Semakin keras Sera berusaha, maka makin sulit sepasang matanya terpejam. Usaha untuk tidur sia-sia bahkan dengan bantuan keheningan sekalipun.
Untung saja Davi tahu diri, lelaki itu memilih pulang dan meninggalkannya dalam sepi. Meski sebetulnya Sera lebih memilih ditemani di ruang rawatnya, tapi kehadiran Davi membuatnya canggung.
Pagi tadi kakak iparnya Aster sempat berkunjung. Kesedihan yang ditahan Aster dapat dirasakan oleh Sera. Satu-satunya harapan mereka bahwa kehadiran suara bayi akan mengganti duka atas kepergian Mas Edric buyar sudah.
"Mbak, nggak perlu nemenin aku sebetulnya. Sudah ada Moon juga kan. Kalau ada apa-apa nanti pasti aku kabari. Jadwal kunjungan Dokter Melia memang tidak tentu, namanya juga obgyn favorit."
Aster mengangguk, "Kamu ada benarnya, tapi kalau Mbak tinggal nanti sendirian. Yakin nggak apa-apa?"
Sera menunjuk asistennya, "Sendirian bagaimana, Mbak? Moon nggak dihitung orang memangnya?"
"Jahat banget nih, Mbak Aster." Moon mendadak bersungut-sungut.
"Paling hari ini diminta extent lagi untuk observasi, biasalah rumah sakit."
"Badan belum enakan memang? Masih ada yang nyeri?
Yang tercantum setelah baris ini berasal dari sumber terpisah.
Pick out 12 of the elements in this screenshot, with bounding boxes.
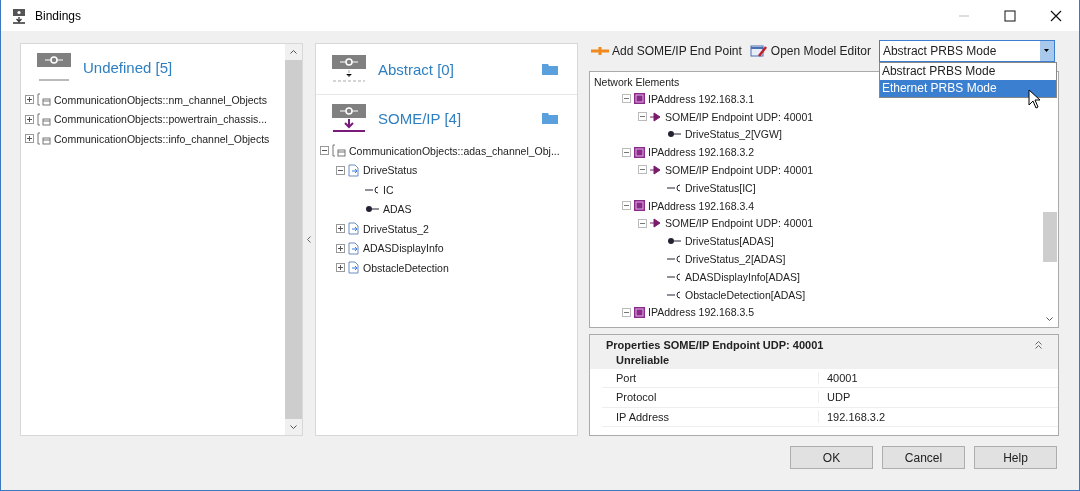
property-value: UDP [826, 391, 851, 404]
property-name: Protocol [602, 391, 819, 404]
window-title: Bindings [35, 8, 82, 23]
panel-title: Abstract [0] [378, 60, 454, 78]
property-name: IP Address [602, 410, 819, 423]
property-value: 40001 [826, 371, 858, 384]
tree-header: Network Elements [594, 75, 680, 88]
property-value: 192.168.3.2 [826, 410, 886, 423]
panel-title: SOME/IP [4] [378, 109, 462, 127]
property-name: Port [602, 371, 819, 384]
properties-title: Properties SOME/IP Endpoint UDP: 40001 [606, 338, 824, 351]
panel-title: Undefined [5] [83, 58, 173, 76]
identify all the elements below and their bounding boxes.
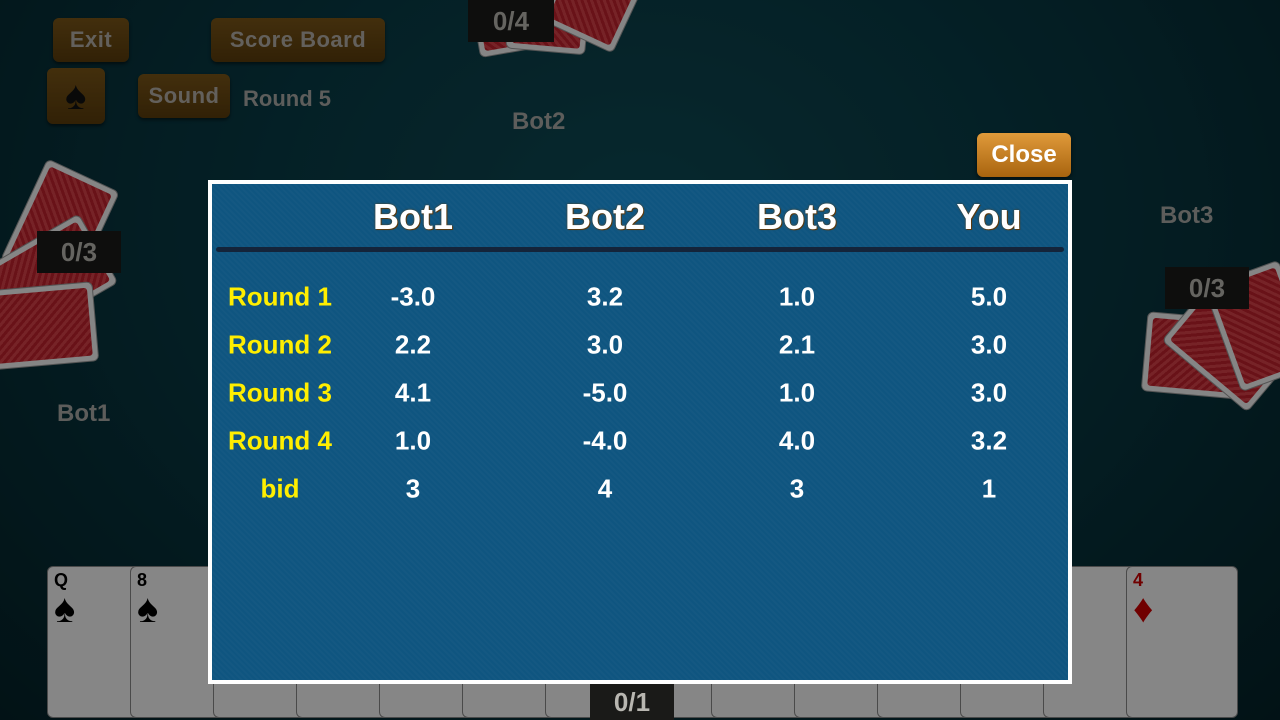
column-header: Bot3 [757, 196, 837, 237]
score-cell: 1.0 [394, 425, 432, 456]
close-button[interactable]: Close [977, 133, 1071, 177]
score-cell: 3.0 [970, 377, 1008, 408]
score-cell: 1.0 [778, 377, 816, 408]
score-cell: 4 [597, 473, 613, 504]
score-cell: 5.0 [970, 281, 1008, 312]
column-header: Bot2 [565, 196, 645, 237]
score-cell: 1.0 [778, 281, 816, 312]
score-cell: 2.2 [394, 329, 432, 360]
score-cell: 3.0 [586, 329, 624, 360]
player-tricks: 0/1 [590, 684, 674, 720]
score-cell: 2.1 [778, 329, 816, 360]
score-cell: 1 [981, 473, 997, 504]
score-cell: 3.0 [970, 329, 1008, 360]
score-cell: -5.0 [582, 377, 628, 408]
column-header: Bot1 [373, 196, 453, 237]
score-cell: 4.0 [778, 425, 816, 456]
column-header: You [956, 196, 1022, 237]
score-cell: 3.2 [586, 281, 624, 312]
score-cell: 3 [405, 473, 421, 504]
score-cell: -4.0 [582, 425, 628, 456]
score-cell: 3 [789, 473, 805, 504]
score-cell: 3.2 [970, 425, 1008, 456]
score-cell: 4.1 [394, 377, 432, 408]
scoreboard-panel: Bot1 Bot2 Bot3 You Round 1 -3.0 3.2 1.0 5.0 Round… [208, 180, 1072, 684]
header-divider [216, 247, 1064, 252]
score-cell: -3.0 [390, 281, 436, 312]
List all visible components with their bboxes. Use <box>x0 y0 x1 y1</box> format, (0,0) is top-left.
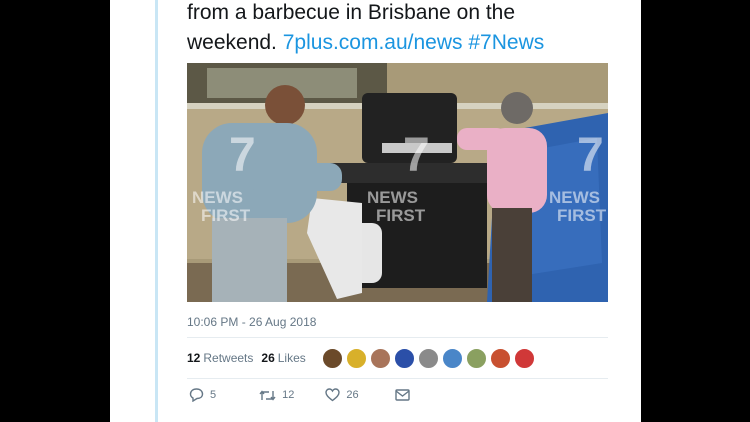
liker-avatar-2[interactable] <box>346 348 367 369</box>
tweet-link[interactable]: 7plus.com.au/news <box>283 31 463 54</box>
liker-avatar-7[interactable] <box>466 348 487 369</box>
watermark-logo-right: 7 <box>577 129 604 182</box>
message-button[interactable] <box>394 389 410 401</box>
watermark-logo-center: 7 <box>403 129 430 182</box>
tweet-video[interactable]: 7 NEWS FIRST 7 NEWS FIRST 7 NEWS FIRST <box>187 63 608 302</box>
watermark-center-line2: FIRST <box>376 206 426 225</box>
watermark-right-line2: FIRST <box>557 206 607 225</box>
retweets-count: 12 <box>187 351 201 365</box>
reply-button[interactable]: 5 <box>189 388 216 402</box>
retweets-label: Retweets <box>203 351 254 365</box>
tweet-actions: 5 12 26 <box>189 388 437 402</box>
tweet-card: from a barbecue in Brisbane on the weeke… <box>110 0 641 422</box>
heart-icon <box>325 388 341 402</box>
liker-avatar-5[interactable] <box>418 348 439 369</box>
retweet-count: 12 <box>282 389 295 401</box>
retweet-icon <box>259 389 276 401</box>
likes-stat[interactable]: 26 Likes <box>261 351 305 365</box>
tweet-stats: 12 Retweets 26 Likes <box>187 351 306 365</box>
divider-bottom <box>187 378 608 379</box>
liker-avatar-1[interactable] <box>322 348 343 369</box>
liker-avatar-4[interactable] <box>394 348 415 369</box>
liker-avatar-6[interactable] <box>442 348 463 369</box>
reply-icon <box>189 388 204 402</box>
video-frame: 7 NEWS FIRST 7 NEWS FIRST 7 NEWS FIRST <box>187 63 608 302</box>
tweet-timestamp[interactable]: 10:06 PM - 26 Aug 2018 <box>187 315 316 329</box>
like-count: 26 <box>346 389 359 401</box>
watermark-center-line1: NEWS <box>367 188 418 207</box>
tweet-text-line2: weekend. <box>187 31 277 54</box>
thread-rail <box>155 0 158 422</box>
watermark-right-line1: NEWS <box>549 188 600 207</box>
divider-top <box>187 337 608 338</box>
watermark-left-line2: FIRST <box>201 206 251 225</box>
watermark-left-line1: NEWS <box>192 188 243 207</box>
reply-count: 5 <box>210 389 217 401</box>
likes-label: Likes <box>277 351 306 365</box>
liker-avatar-9[interactable] <box>514 348 535 369</box>
like-button[interactable]: 26 <box>325 388 359 402</box>
watermark-logo-left: 7 <box>229 129 256 182</box>
likes-count: 26 <box>261 351 275 365</box>
tweet-text: from a barbecue in Brisbane on the weeke… <box>187 0 627 58</box>
liker-avatar-3[interactable] <box>370 348 391 369</box>
retweet-button[interactable]: 12 <box>259 389 294 402</box>
hashtag-link[interactable]: #7News <box>468 31 544 54</box>
tweet-text-line1: from a barbecue in Brisbane on the <box>187 1 516 24</box>
retweets-stat[interactable]: 12 Retweets <box>187 351 253 365</box>
liker-avatar-8[interactable] <box>490 348 511 369</box>
liker-avatars <box>322 348 535 369</box>
envelope-icon <box>394 389 410 401</box>
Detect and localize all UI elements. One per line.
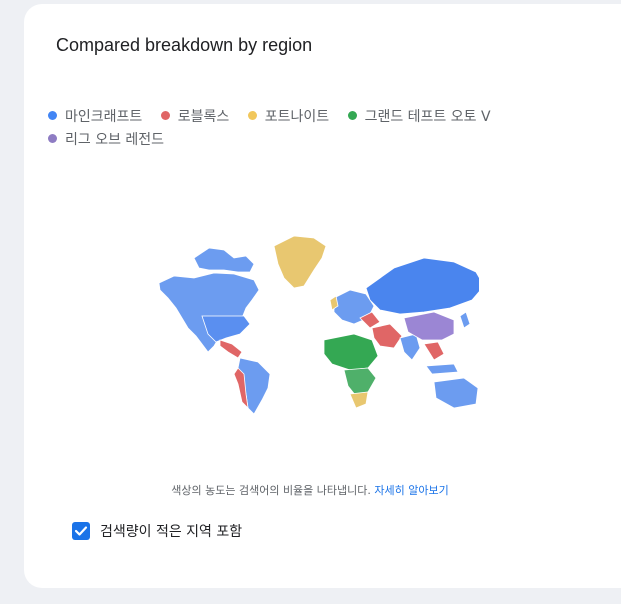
- region-middle-east[interactable]: [371, 323, 403, 349]
- learn-more-link[interactable]: 자세히 알아보기: [374, 484, 448, 497]
- region-north-africa[interactable]: [323, 333, 379, 371]
- region-indonesia[interactable]: [425, 363, 459, 375]
- legend-item-lol[interactable]: 리그 오브 레전드: [48, 129, 164, 152]
- region-greenland[interactable]: [273, 235, 327, 289]
- region-russia[interactable]: [365, 257, 479, 315]
- legend-dot-icon: [347, 111, 357, 120]
- include-low-volume-checkbox[interactable]: [72, 522, 90, 540]
- legend-item-gta5[interactable]: 그랜드 테프트 오토 V: [347, 106, 491, 129]
- legend-dot-icon: [48, 134, 57, 143]
- include-low-volume-row[interactable]: 검색량이 적은 지역 포함: [72, 521, 242, 541]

Bagian mana, Sera?" Aster bertanya khawatir.
Hatiku yang sakit, Mbak. Sera menggeleng pelan. "Sudah agak enak kok, Mbak."
Aster mengelus rambut Sera dan mendekapnya dalam pelukan.
"Mbak, lihat bayiku sebelum dikubur Davi?" tanya Sera sambil mendongak dan mendapati wajah jelita iparnya.
Sesaat Aster ragu menjawab pertanyaan tapi tepukan Sera pada bahunya seolah memberi tanda bahwa perempuan itu berusaha tegar.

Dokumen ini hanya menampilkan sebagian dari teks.